A Recommendation systems have impacted or even redefined our lives in many ways. It works in well-defined, logical phases which are data collection, ratings, and filtering.
Recommendation systems have impacted or even redefined our lives in many ways. One example of this impact is how our online shopping experience is being redefined. As we browse through products, the Recommendation system offer recommendations of products we might be interested in. Regardless of the perspective — business or consumer, Recommendation systems have been immensely beneficial. And big data is the driving force behind Recommendation systems. A typical Recommendation system cannot do its job without sufficient data and big data supplies plenty of user data such as past purchases, browsing history, and feedback for the Recommendation systems to provide relevant and effective recommendations. In a nutshell, even the most advanced Recommenders cannot be effective without big data.
A Recommendation system works in well-defined, logical phases which are data collection, ratings, and filtering. These phases are described below.

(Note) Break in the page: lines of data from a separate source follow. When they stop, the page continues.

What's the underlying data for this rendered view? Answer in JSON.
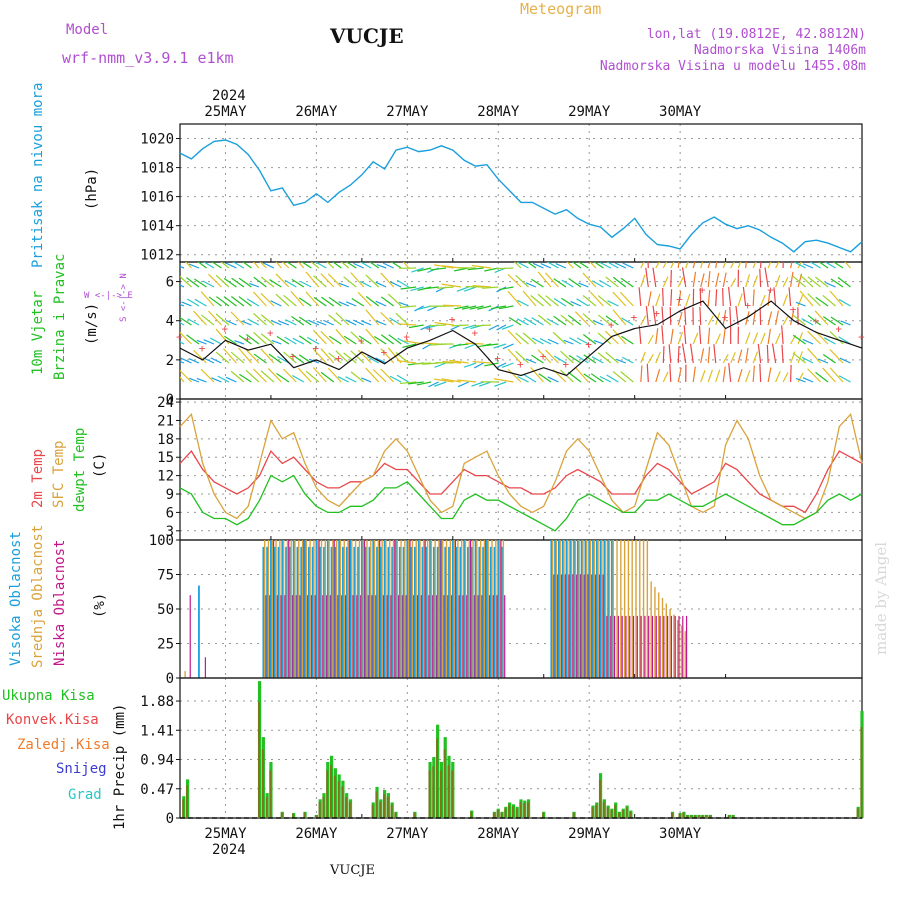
{
  "header": {
    "model_label": "Model",
    "model_name": "wrf-nmm_v3.9.1  e1km",
    "station": "VUCJE",
    "title": "Meteogram",
    "coords": "lon,lat (19.0812E, 42.8812N)",
    "altitude": "Nadmorska Visina 1406m",
    "model_altitude": "Nadmorska Visina u modelu 1455.08m",
    "footer_station": "VUCJE",
    "watermark": "made by Angel"
  },
  "dates": {
    "year": "2024",
    "days": [
      "25MAY",
      "26MAY",
      "27MAY",
      "28MAY",
      "29MAY",
      "30MAY"
    ]
  },
  "colors": {
    "pressure": "#1a9fdc",
    "temp2m": "#e8474a",
    "sfctemp": "#d9a33c",
    "dewpt": "#22c022",
    "cloud_high": "#1aa0e0",
    "cloud_mid": "#d9a33c",
    "cloud_low": "#c2178a",
    "rain_total": "#22c022",
    "rain_conv": "#e8474a",
    "rain_frz": "#f07b2a",
    "snow": "#3b3bd0",
    "hail": "#2ac6c6",
    "purple_label": "#b04fd0"
  },
  "panels": {
    "pressure": {
      "label_1": "Pritisak na nivou mora",
      "unit": "(hPa)",
      "ticks": [
        "1012",
        "1014",
        "1016",
        "1018",
        "1020"
      ]
    },
    "wind": {
      "label_1": "10m Vjetar",
      "label_2": "Brzina i Pravac",
      "unit": "(m/s)",
      "ticks": [
        "0",
        "2",
        "4",
        "6"
      ],
      "compass": "W <-|-> E",
      "compass_v": "S <-|-> N"
    },
    "temp": {
      "label_1": "2m Temp",
      "label_2": "SFC Temp",
      "label_3": "dewpt Temp",
      "unit": "(C)",
      "ticks": [
        "3",
        "6",
        "9",
        "12",
        "15",
        "18",
        "21",
        "24"
      ]
    },
    "cloud": {
      "label_1": "Visoka Oblacnost",
      "label_2": "Srednja Oblacnost",
      "label_3": "Niska Oblacnost",
      "unit": "(%)",
      "ticks": [
        "0",
        "25",
        "50",
        "75",
        "100"
      ]
    },
    "precip": {
      "label_y": "1hr Precip (mm)",
      "ticks": [
        "0",
        "0.47",
        "0.94",
        "1.41",
        "1.88"
      ],
      "legend": [
        "Ukupna Kisa",
        "Konvek.Kisa",
        "Zaledj.Kisa",
        "Snijeg",
        "Grad"
      ]
    }
  },
  "chart_data": [
    {
      "type": "line",
      "name": "pressure",
      "x_hours": [
        0,
        3,
        6,
        9,
        12,
        15,
        18,
        21,
        24,
        27,
        30,
        33,
        36,
        39,
        42,
        45,
        48,
        51,
        54,
        57,
        60,
        63,
        66,
        69,
        72,
        75,
        78,
        81,
        84,
        87,
        90,
        93,
        96,
        99,
        102,
        105,
        108,
        111,
        114,
        117,
        120,
        123,
        126,
        129,
        132,
        135,
        138,
        141,
        144,
        147,
        150,
        153,
        156,
        159,
        162,
        165,
        168,
        171,
        174,
        177,
        180
      ],
      "values": [
        1019.0,
        1018.6,
        1019.3,
        1019.8,
        1019.9,
        1019.6,
        1018.9,
        1017.8,
        1016.4,
        1016.6,
        1015.4,
        1015.6,
        1016.2,
        1015.6,
        1016.3,
        1016.8,
        1017.5,
        1018.4,
        1017.9,
        1019.2,
        1019.4,
        1019.1,
        1019.2,
        1019.5,
        1019.2,
        1018.5,
        1018.1,
        1018.2,
        1017.2,
        1016.4,
        1015.6,
        1015.6,
        1015.2,
        1014.8,
        1015.1,
        1014.5,
        1014.1,
        1013.9,
        1013.2,
        1013.8,
        1014.5,
        1013.4,
        1012.7,
        1012.6,
        1012.4,
        1013.4,
        1014.2,
        1014.6,
        1014.1,
        1013.8,
        1014.0,
        1013.7,
        1013.2,
        1012.8,
        1012.2,
        1012.9,
        1013.0,
        1012.8,
        1012.5,
        1012.2,
        1012.9
      ],
      "ylim": [
        1011.5,
        1021
      ]
    },
    {
      "type": "line",
      "name": "wind",
      "x_hours": [
        0,
        6,
        12,
        18,
        24,
        30,
        36,
        42,
        48,
        54,
        60,
        66,
        72,
        78,
        84,
        90,
        96,
        102,
        108,
        114,
        120,
        126,
        132,
        138,
        144,
        150,
        156,
        162,
        168,
        174,
        180
      ],
      "values": [
        2.6,
        2.0,
        3.0,
        2.5,
        2.8,
        1.6,
        2.0,
        1.5,
        2.4,
        1.8,
        2.6,
        3.0,
        3.5,
        2.8,
        1.5,
        1.2,
        1.6,
        1.2,
        2.2,
        3.2,
        3.6,
        3.8,
        4.5,
        5.0,
        3.6,
        4.2,
        5.0,
        4.0,
        3.4,
        3.0,
        2.6
      ],
      "ylim": [
        0,
        7
      ]
    },
    {
      "type": "line",
      "x_hours": [
        0,
        3,
        6,
        9,
        12,
        15,
        18,
        21,
        24,
        27,
        30,
        33,
        36,
        39,
        42,
        45,
        48,
        51,
        54,
        57,
        60,
        63,
        66,
        69,
        72,
        75,
        78,
        81,
        84,
        87,
        90,
        93,
        96,
        99,
        102,
        105,
        108,
        111,
        114,
        117,
        120,
        123,
        126,
        129,
        132,
        135,
        138,
        141,
        144,
        147,
        150,
        153,
        156,
        159,
        162,
        165,
        168,
        171,
        174,
        177,
        180
      ],
      "series": [
        {
          "name": "2m Temp",
          "values": [
            14,
            16,
            13,
            11,
            10,
            9,
            10,
            12,
            16,
            14,
            15,
            13,
            11,
            10,
            10,
            11,
            11,
            12,
            14,
            13,
            13,
            11,
            9,
            9,
            11,
            13,
            12,
            12,
            11,
            10,
            10,
            9,
            9,
            10,
            12,
            13,
            12,
            11,
            9,
            9,
            9,
            12,
            14,
            13,
            11,
            9,
            10,
            11,
            14,
            13,
            11,
            9,
            8,
            7,
            7,
            6,
            9,
            13,
            16,
            15,
            14
          ],
          "description_hidden": true
        },
        {
          "name": "SFC Temp",
          "values": [
            20,
            22,
            14,
            9,
            6,
            5,
            7,
            14,
            21,
            18,
            19,
            14,
            10,
            8,
            7,
            9,
            11,
            12,
            16,
            18,
            16,
            12,
            8,
            6,
            7,
            14,
            15,
            16,
            12,
            9,
            7,
            6,
            7,
            11,
            16,
            18,
            16,
            12,
            8,
            6,
            7,
            13,
            19,
            17,
            12,
            7,
            6,
            7,
            17,
            21,
            18,
            12,
            8,
            7,
            6,
            5,
            6,
            11,
            20,
            22,
            14
          ]
        },
        {
          "name": "dewpt Temp",
          "values": [
            10,
            9,
            6,
            5,
            5,
            4,
            5,
            8,
            12,
            11,
            12,
            9,
            7,
            6,
            6,
            7,
            7,
            8,
            10,
            10,
            11,
            9,
            7,
            5,
            5,
            8,
            9,
            8,
            8,
            7,
            6,
            5,
            4,
            3,
            5,
            8,
            9,
            8,
            7,
            6,
            6,
            8,
            8,
            9,
            8,
            7,
            7,
            8,
            9,
            8,
            7,
            6,
            5,
            4,
            4,
            5,
            6,
            8,
            9,
            8,
            9
          ]
        }
      ],
      "ylim": [
        1.5,
        24.5
      ]
    },
    {
      "type": "bar",
      "name": "cloud",
      "ylim": [
        0,
        100
      ]
    },
    {
      "type": "bar",
      "name": "precip",
      "x_hours": [
        1,
        2,
        21,
        22,
        23,
        24,
        27,
        30,
        33,
        36,
        37,
        38,
        39,
        40,
        41,
        42,
        43,
        44,
        45,
        51,
        52,
        53,
        54,
        55,
        56,
        57,
        62,
        66,
        67,
        68,
        69,
        70,
        71,
        72,
        77,
        83,
        84,
        85,
        86,
        87,
        88,
        89,
        90,
        91,
        92,
        96,
        104,
        109,
        110,
        111,
        112,
        113,
        114,
        115,
        116,
        117,
        118,
        119,
        130,
        132,
        133,
        134,
        135,
        136,
        137,
        138,
        139,
        140,
        145,
        146,
        179,
        180
      ],
      "values": [
        0.35,
        0.62,
        2.2,
        1.3,
        0.4,
        0.9,
        0.1,
        0.08,
        0.1,
        0.05,
        0.3,
        0.4,
        0.9,
        1.0,
        0.8,
        0.7,
        0.6,
        0.4,
        0.3,
        0.25,
        0.5,
        0.3,
        0.45,
        0.4,
        0.25,
        0.1,
        0.1,
        0.9,
        0.98,
        1.5,
        0.9,
        1.3,
        1.0,
        0.9,
        0.12,
        0.1,
        0.15,
        0.1,
        0.18,
        0.25,
        0.22,
        0.18,
        0.3,
        0.28,
        0.3,
        0.1,
        0.1,
        0.2,
        0.25,
        0.72,
        0.3,
        0.2,
        0.15,
        0.25,
        0.1,
        0.15,
        0.2,
        0.12,
        0.1,
        0.08,
        0.1,
        0.05,
        0.05,
        0.05,
        0.05,
        0.05,
        0.05,
        0.05,
        0.05,
        0.05,
        0.18,
        1.72
      ],
      "ylim": [
        0,
        2.25
      ]
    }
  ]
}
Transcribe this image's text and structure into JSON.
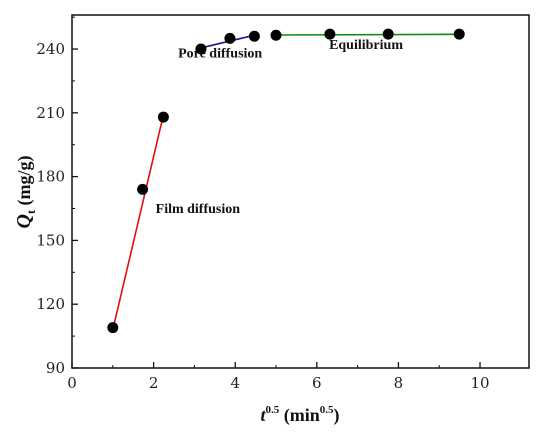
{
  "chart_data": {
    "type": "scatter",
    "xlim": [
      0,
      11.2
    ],
    "ylim": [
      90,
      256
    ],
    "x_ticks": [
      0,
      2,
      4,
      6,
      8,
      10
    ],
    "y_ticks": [
      90,
      120,
      150,
      180,
      210,
      240
    ],
    "xlabel": {
      "base": "t",
      "sup": "0.5",
      "unit_open": " (min",
      "unit_sup": "0.5",
      "unit_close": ")"
    },
    "ylabel": {
      "base": "Q",
      "sub": "t",
      "unit": " (mg/g)"
    },
    "grid": false,
    "legend": "none",
    "series": [
      {
        "name": "Film diffusion",
        "color": "#e01010",
        "points": [
          [
            1.0,
            109
          ],
          [
            1.73,
            174
          ],
          [
            2.24,
            208
          ]
        ],
        "fit": [
          [
            1.0,
            108
          ],
          [
            2.24,
            209
          ]
        ]
      },
      {
        "name": "Pore diffusion",
        "color": "#1a1a8c",
        "points": [
          [
            3.16,
            240
          ],
          [
            3.87,
            245
          ],
          [
            4.47,
            246
          ]
        ],
        "fit": [
          [
            3.16,
            240.5
          ],
          [
            4.47,
            246.5
          ]
        ]
      },
      {
        "name": "Equilibrium",
        "color": "#0a8a0a",
        "points": [
          [
            5.0,
            246.5
          ],
          [
            6.32,
            247
          ],
          [
            7.75,
            247
          ],
          [
            9.49,
            247
          ]
        ],
        "fit": [
          [
            5.0,
            246.6
          ],
          [
            9.49,
            246.9
          ]
        ]
      }
    ],
    "annotations": [
      {
        "text": "Film diffusion",
        "x": 2.05,
        "y": 163
      },
      {
        "text": "Pore diffusion",
        "x": 2.6,
        "y": 236
      },
      {
        "text": "Equilibrium",
        "x": 6.3,
        "y": 240
      }
    ]
  }
}
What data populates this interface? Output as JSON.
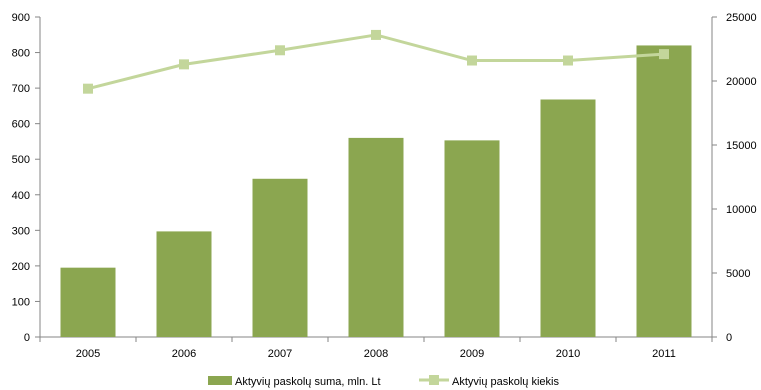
{
  "chart_data": {
    "type": "bar",
    "categories": [
      "2005",
      "2006",
      "2007",
      "2008",
      "2009",
      "2010",
      "2011"
    ],
    "series": [
      {
        "name": "Aktyvių paskolų suma, mln. Lt",
        "type": "bar",
        "axis": "left",
        "color": "#8BA650",
        "values": [
          195,
          297,
          445,
          560,
          553,
          668,
          820
        ]
      },
      {
        "name": "Aktyvių paskolų kiekis",
        "type": "line",
        "axis": "right",
        "color": "#C3D69B",
        "values": [
          19400,
          21300,
          22400,
          23600,
          21600,
          21600,
          22100
        ]
      }
    ],
    "y_left": {
      "min": 0,
      "max": 900,
      "ticks": [
        "0",
        "100",
        "200",
        "300",
        "400",
        "500",
        "600",
        "700",
        "800",
        "900"
      ]
    },
    "y_right": {
      "min": 0,
      "max": 25000,
      "ticks": [
        "0",
        "5000",
        "10000",
        "15000",
        "20000",
        "25000"
      ]
    },
    "grid": false,
    "legend": {
      "position": "bottom"
    }
  }
}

Let us assume that a user of Amazon website is browsing books and reading the details. Each time the reader clicks on a link, an event such as an Ajax event could be fired. The event type could vary depending on the technology used. The event then could make an entry into a database which usually is a NoSQL database. The entry is technical in content but in layman’s language could read something like “User A clicked Product Z details once”. That is how user details get captured and stored for future recommendations.
How does the Recommendation system capture the details? If the user has logged in, then the details are extracted either from an http session or from the system cookies.